Here’s an example. As before there are two source queries that take data from a one million row CSV file, but for this test no columns are removed and there’s no filter on rows. The two source queries, called First and Second, are almost identical (in First the columns are named A1 to G1 and in Second the columns are named A2 to G2) and are not loaded into the dataset. Here’s the M code for the query called First:
let Source = Csv.Document( File.Contents("C:\Users\chwebb\Documents\NumbersMoreColumns.csv"), [Delimiter = ",", Columns = 7, Encoding = 65001, QuoteStyle = QuoteStyle.None] ), #"Promoted Headers" = Table.PromoteHeaders(Source, [PromoteAllScalars = true]), #"Changed Type" = Table.TransformColumnTypes( #"Promoted Headers", { {"A", Int64.Type}, {"B", Int64.Type}, {"C", Int64.Type}, {"D", Int64.Type}, {"E", Int64.Type}, {"F", Int64.Type}, {"G", Int64.Type} } ), #"Renamed Columns" = Table.RenameColumns( #"Changed Type", {{"A", "A1"}, {"B", "B1"}, {"C", "C1"}, {"D", "D1"}, {"E", "E1"}, {"F", "F1"}, {"G", "G1"}} ) in #"Renamed Columns"
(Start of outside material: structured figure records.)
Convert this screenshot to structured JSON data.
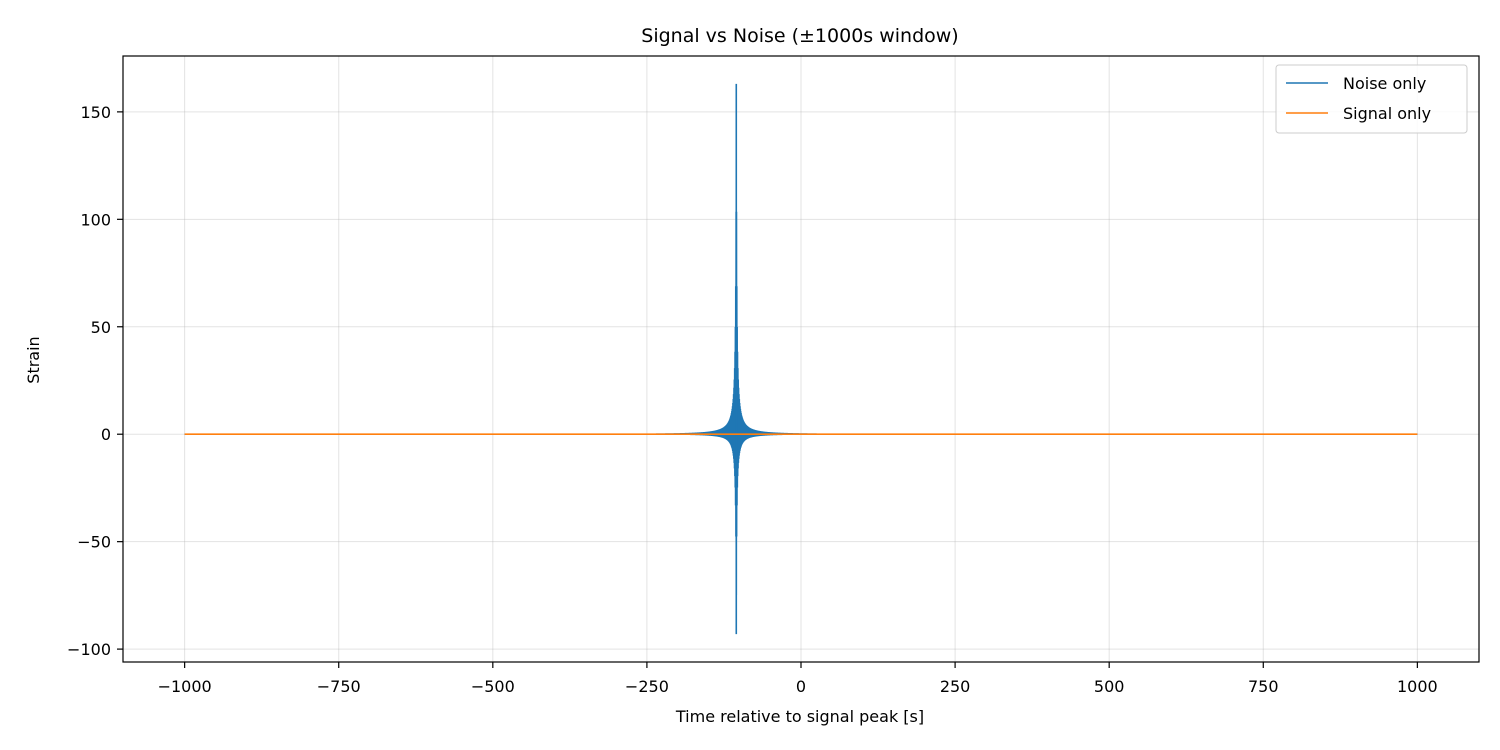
{
  "chart_data": {
    "type": "line",
    "title": "Signal vs Noise (±1000s window)",
    "xlabel": "Time relative to signal peak [s]",
    "ylabel": "Strain",
    "xlim": [
      -1100,
      1100
    ],
    "ylim": [
      -106,
      176
    ],
    "x_ticks": [
      -1000,
      -750,
      -500,
      -250,
      0,
      250,
      500,
      750,
      1000
    ],
    "x_tick_labels": [
      "−1000",
      "−750",
      "−500",
      "−250",
      "0",
      "250",
      "500",
      "750",
      "1000"
    ],
    "y_ticks": [
      -100,
      -50,
      0,
      50,
      100,
      150
    ],
    "y_tick_labels": [
      "−100",
      "−50",
      "0",
      "50",
      "100",
      "150"
    ],
    "grid": true,
    "legend_position": "top-right",
    "series": [
      {
        "name": "Noise only",
        "color": "#1f77b4",
        "x_range": [
          -1000,
          1000
        ],
        "baseline": 0,
        "burst": {
          "center": -105,
          "peak_max": 163,
          "peak_min": -93
        }
      },
      {
        "name": "Signal only",
        "color": "#ff7f0e",
        "x_range": [
          -1000,
          1000
        ],
        "baseline": 0
      }
    ]
  }
}
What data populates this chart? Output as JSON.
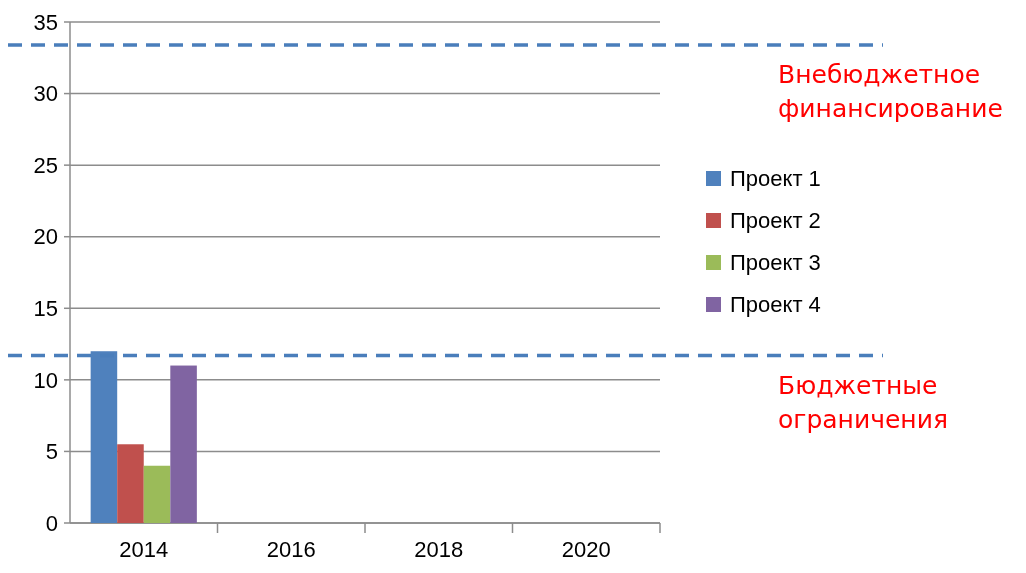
{
  "chart_data": {
    "type": "bar",
    "categories": [
      "2014",
      "2016",
      "2018",
      "2020"
    ],
    "series": [
      {
        "name": "Проект 1",
        "color": "#4f81bd",
        "values": [
          12,
          null,
          null,
          null
        ]
      },
      {
        "name": "Проект 2",
        "color": "#c0504d",
        "values": [
          5.5,
          null,
          null,
          null
        ]
      },
      {
        "name": "Проект 3",
        "color": "#9bbb59",
        "values": [
          4,
          null,
          null,
          null
        ]
      },
      {
        "name": "Проект 4",
        "color": "#8064a2",
        "values": [
          11,
          null,
          null,
          null
        ]
      }
    ],
    "ylim": [
      0,
      35
    ],
    "yticks": [
      0,
      5,
      10,
      15,
      20,
      25,
      30,
      35
    ],
    "grid": "y",
    "legend": "right",
    "ref_lines": [
      {
        "axis": "y",
        "value": 33.4,
        "label": "Внебюджетное финансирование",
        "color": "#4a7ebb",
        "line_style": "dashed"
      },
      {
        "axis": "y",
        "value": 11.7,
        "label": "Бюджетные ограничения",
        "color": "#4a7ebb",
        "line_style": "dashed"
      }
    ]
  }
}
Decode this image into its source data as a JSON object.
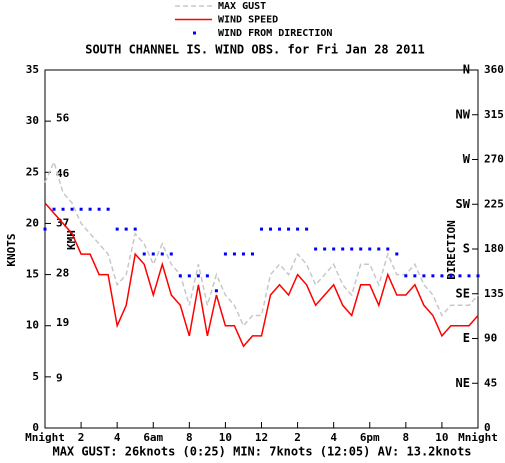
{
  "chart_data": {
    "type": "line",
    "title": "SOUTH CHANNEL IS. WIND OBS. for Fri Jan 28 2011",
    "footer": "MAX GUST: 26knots (0:25) MIN: 7knots (12:05) AV: 13.2knots",
    "ylabel": "KNOTS",
    "y2label": "DIRECTION",
    "y3label": "KMH",
    "x": [
      0,
      0.5,
      1,
      1.5,
      2,
      2.5,
      3,
      3.5,
      4,
      4.5,
      5,
      5.5,
      6,
      6.5,
      7,
      7.5,
      8,
      8.5,
      9,
      9.5,
      10,
      10.5,
      11,
      11.5,
      12,
      12.5,
      13,
      13.5,
      14,
      14.5,
      15,
      15.5,
      16,
      16.5,
      17,
      17.5,
      18,
      18.5,
      19,
      19.5,
      20,
      20.5,
      21,
      21.5,
      22,
      22.5,
      23,
      23.5,
      24
    ],
    "xlim": [
      0,
      24
    ],
    "xticks": [
      {
        "value": 0,
        "label": "Mnight"
      },
      2,
      4,
      {
        "value": 6,
        "label": "6am"
      },
      8,
      10,
      12,
      {
        "value": 14,
        "label": "2"
      },
      {
        "value": 16,
        "label": "4"
      },
      {
        "value": 18,
        "label": "6pm"
      },
      {
        "value": 20,
        "label": "8"
      },
      {
        "value": 22,
        "label": "10"
      },
      {
        "value": 24,
        "label": "Mnight"
      }
    ],
    "ylim": [
      0,
      35
    ],
    "yticks": [
      0,
      5,
      10,
      15,
      20,
      25,
      30,
      35
    ],
    "y3lim": [
      0,
      64.82
    ],
    "y3ticks": [
      9,
      19,
      28,
      37,
      46,
      56
    ],
    "y2lim": [
      0,
      360
    ],
    "y2ticks": [
      0,
      45,
      90,
      135,
      180,
      225,
      270,
      315,
      360
    ],
    "compass_ticks": [
      {
        "value": 45,
        "label": "NE"
      },
      {
        "value": 90,
        "label": "E"
      },
      {
        "value": 135,
        "label": "SE"
      },
      {
        "value": 180,
        "label": "S"
      },
      {
        "value": 225,
        "label": "SW"
      },
      {
        "value": 270,
        "label": "W"
      },
      {
        "value": 315,
        "label": "NW"
      },
      {
        "value": 360,
        "label": "N"
      }
    ],
    "series": [
      {
        "name": "MAX GUST",
        "color": "#c8c8c8",
        "dashed": true,
        "values": [
          24,
          26,
          23,
          22,
          20,
          19,
          18,
          17,
          14,
          15,
          19,
          18,
          16,
          18,
          16,
          15,
          12,
          16,
          12,
          15,
          13,
          12,
          10,
          11,
          11,
          15,
          16,
          15,
          17,
          16,
          14,
          15,
          16,
          14,
          13,
          16,
          16,
          14,
          17,
          15,
          15,
          16,
          14,
          13,
          11,
          12,
          12,
          12,
          13
        ]
      },
      {
        "name": "WIND SPEED",
        "color": "#ff0000",
        "values": [
          22,
          21,
          20,
          19,
          17,
          17,
          15,
          15,
          10,
          12,
          17,
          16,
          13,
          16,
          13,
          12,
          9,
          14,
          9,
          13,
          10,
          10,
          8,
          9,
          9,
          13,
          14,
          13,
          15,
          14,
          12,
          13,
          14,
          12,
          11,
          14,
          14,
          12,
          15,
          13,
          13,
          14,
          12,
          11,
          9,
          10,
          10,
          10,
          11
        ]
      },
      {
        "name": "WIND FROM DIRECTION",
        "color": "#0000ff",
        "axis": "y2",
        "dots": true,
        "values": [
          200,
          220,
          220,
          220,
          220,
          220,
          220,
          220,
          200,
          200,
          200,
          175,
          175,
          175,
          175,
          153,
          153,
          153,
          153,
          138,
          175,
          175,
          175,
          175,
          200,
          200,
          200,
          200,
          200,
          200,
          180,
          180,
          180,
          180,
          180,
          180,
          180,
          180,
          180,
          175,
          153,
          153,
          153,
          153,
          153,
          153,
          153,
          153,
          153
        ]
      }
    ]
  }
}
Here’s a query that merges these queries using Table.NestedJoin and returns all columns from the source queries and is enabled:
let Source = Table.NestedJoin(First, {"A1"}, Second, {"A2"}, "Second", JoinKind.Inner), #"Expanded Second" = Table.ExpandTableColumn( Source, "Second", {"A2", "B2", "C2", "D2", "E2", "F2", "G2"}, {"Second.A2", "Second.B2", "Second.C2", "Second.D2", "Second.E2", "Second.F2", "Second.G2"} ) in #"Expanded Second"
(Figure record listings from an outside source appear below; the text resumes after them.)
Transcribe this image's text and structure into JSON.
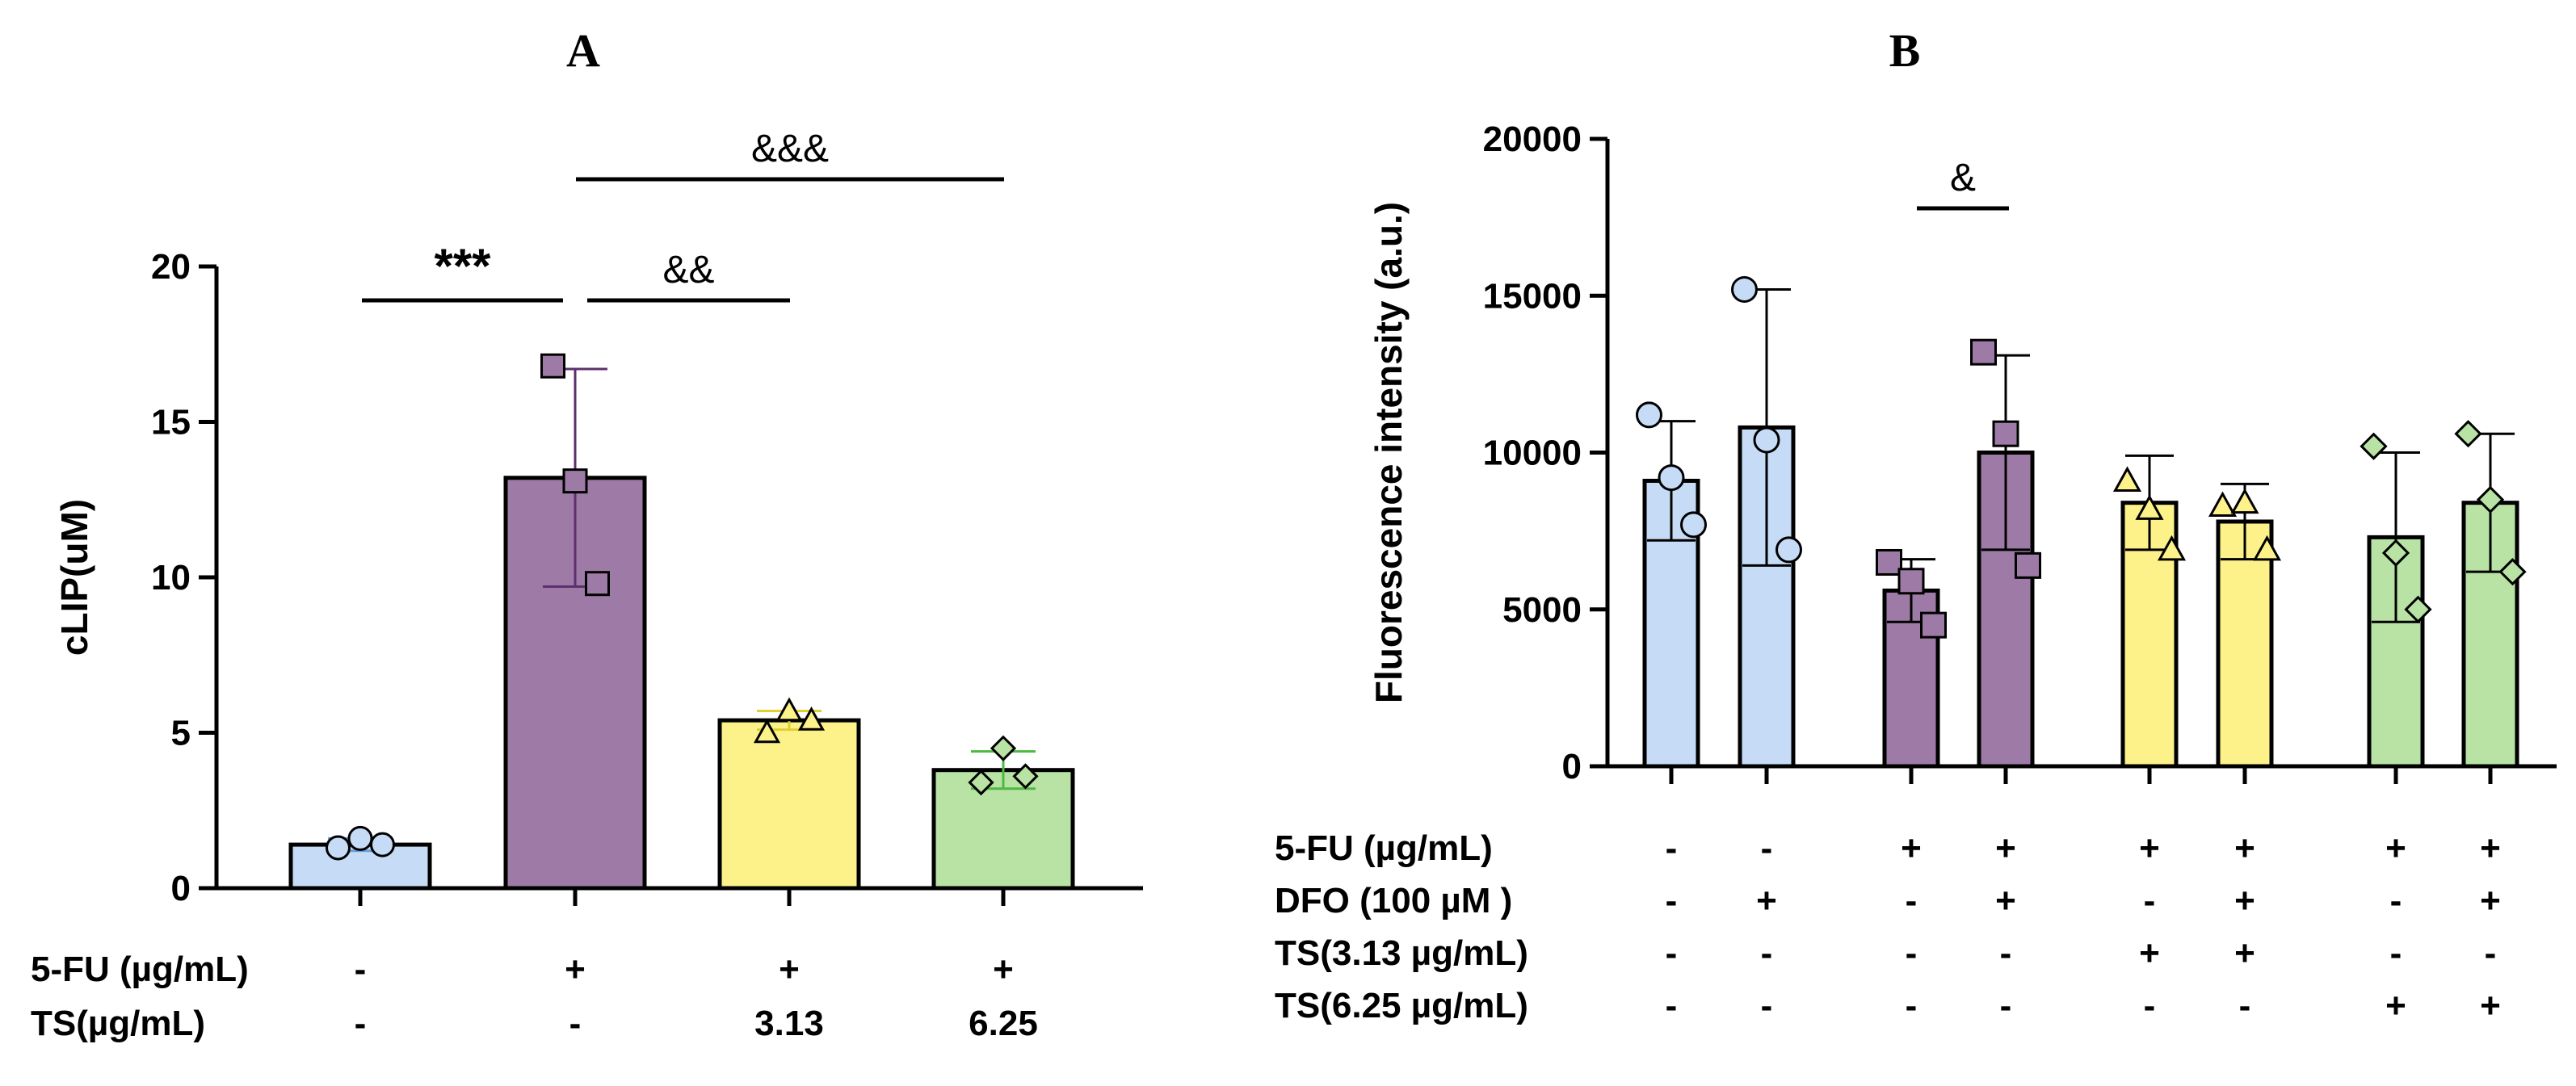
{
  "chart_data": [
    {
      "panel": "A",
      "type": "bar",
      "ylabel": "cLIP(uM)",
      "ylim": [
        0,
        20
      ],
      "yticks": [
        0,
        5,
        10,
        15,
        20
      ],
      "bars": [
        {
          "mean": 1.4,
          "err": 0.2,
          "points": [
            1.3,
            1.6,
            1.4
          ],
          "color": "#c6dbf5",
          "marker": "circle"
        },
        {
          "mean": 13.2,
          "err": 3.5,
          "points": [
            16.8,
            13.1,
            9.8
          ],
          "color": "#9d7ba6",
          "marker": "square"
        },
        {
          "mean": 5.4,
          "err": 0.3,
          "points": [
            5.0,
            5.7,
            5.4
          ],
          "color": "#fdf18a",
          "marker": "triangle"
        },
        {
          "mean": 3.8,
          "err": 0.6,
          "points": [
            3.4,
            4.5,
            3.6
          ],
          "color": "#b8e3a4",
          "marker": "diamond"
        }
      ],
      "conditions": [
        {
          "label": "5-FU (µg/mL)",
          "values": [
            "-",
            "+",
            "+",
            "+"
          ]
        },
        {
          "label": "TS(µg/mL)",
          "values": [
            "-",
            "-",
            "3.13",
            "6.25"
          ]
        }
      ],
      "significance": [
        {
          "from": 0,
          "to": 1,
          "text": "***"
        },
        {
          "from": 1,
          "to": 2,
          "text": "&&"
        },
        {
          "from": 1,
          "to": 3,
          "text": "&&&"
        }
      ]
    },
    {
      "panel": "B",
      "type": "bar",
      "ylabel": "Fluorescence intensity (a.u.)",
      "ylim": [
        0,
        20000
      ],
      "yticks": [
        0,
        5000,
        10000,
        15000,
        20000
      ],
      "bars": [
        {
          "mean": 9100,
          "err": 1900,
          "points": [
            11200,
            9200,
            7700
          ],
          "color": "#c6dbf5",
          "marker": "circle"
        },
        {
          "mean": 10800,
          "err": 4400,
          "points": [
            15200,
            10400,
            6900
          ],
          "color": "#c6dbf5",
          "marker": "circle"
        },
        {
          "mean": 5600,
          "err": 1000,
          "points": [
            6500,
            5900,
            4500
          ],
          "color": "#9d7ba6",
          "marker": "square"
        },
        {
          "mean": 10000,
          "err": 3100,
          "points": [
            13200,
            10600,
            6400
          ],
          "color": "#9d7ba6",
          "marker": "square"
        },
        {
          "mean": 8400,
          "err": 1500,
          "points": [
            9100,
            8200,
            6900
          ],
          "color": "#fdf18a",
          "marker": "triangle"
        },
        {
          "mean": 7800,
          "err": 1200,
          "points": [
            8300,
            8400,
            6900
          ],
          "color": "#fdf18a",
          "marker": "triangle"
        },
        {
          "mean": 7300,
          "err": 2700,
          "points": [
            10200,
            6800,
            5000
          ],
          "color": "#b8e3a4",
          "marker": "diamond"
        },
        {
          "mean": 8400,
          "err": 2200,
          "points": [
            10600,
            8500,
            6200
          ],
          "color": "#b8e3a4",
          "marker": "diamond"
        }
      ],
      "conditions": [
        {
          "label": "5-FU (µg/mL)",
          "values": [
            "-",
            "-",
            "+",
            "+",
            "+",
            "+",
            "+",
            "+"
          ]
        },
        {
          "label": "DFO (100 µM )",
          "values": [
            "-",
            "+",
            "-",
            "+",
            "-",
            "+",
            "-",
            "+"
          ]
        },
        {
          "label": "TS(3.13 µg/mL)",
          "values": [
            "-",
            "-",
            "-",
            "-",
            "+",
            "+",
            "-",
            "-"
          ]
        },
        {
          "label": "TS(6.25 µg/mL)",
          "values": [
            "-",
            "-",
            "-",
            "-",
            "-",
            "-",
            "+",
            "+"
          ]
        }
      ],
      "significance": [
        {
          "from": 2,
          "to": 3,
          "text": "&"
        }
      ]
    }
  ]
}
The timings for refreshing the merge query are:
- Progress Report End/25 Execute SQL – 54 seconds
- Progress Report End/17 Read Data – 58 seconds
[As I mentioned before, these timings may vary by a few seconds each way from run to run because paging is taking place]
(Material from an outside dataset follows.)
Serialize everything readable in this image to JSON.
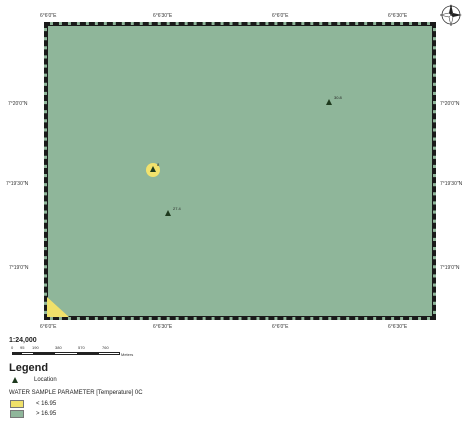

Now it just so happens that in this case I know the data in the A columns in both the source queries is sorted in ascending order, so this means I can rewrite the merge query using Table.Join and the SortMerge algorithm like so:
let Source = Table.Join( First, {"A1"}, Second, {"A2"}, JoinKind.Inner, JoinAlgorithm.SortMerge ) in Source
Here are the timings for this version:
- Progress Report End/25 Execute SQL – 0.1 seconds
- Progress Report End/17 Read Data – 21 seconds
This new query is clearly much faster than the original version of the merge!
Now let’s talk about the limitations of this approach. First of all, if the data in the columns used to join the two tables together is not sorted in ascending order you won’t get an error message, you’ll just get incorrect data returned, so you really need to be sure that the data is indeed sorted. Secondly, if your data is not sorted, then you can sort it in Power Query before the merge – but since sorting itself takes time and sorting for non-foldable data sources is another one of those operations which requires the table to be held in memory, you’re unlikely to get any performance improvement.
That said, I can see that there are going to be plenty of scenarios where you can use this technique. For example, if you’re extracting data to a CSV file it may be possible to specify that you want to sort the data when the extract takes place. Also, if you’re trying to merge data from two different data sources (say, SQL Server and Oracle) that both support query folding for sorting, then the time it takes to sort the data may be less than the performance gain from using the SortMerge algorithm.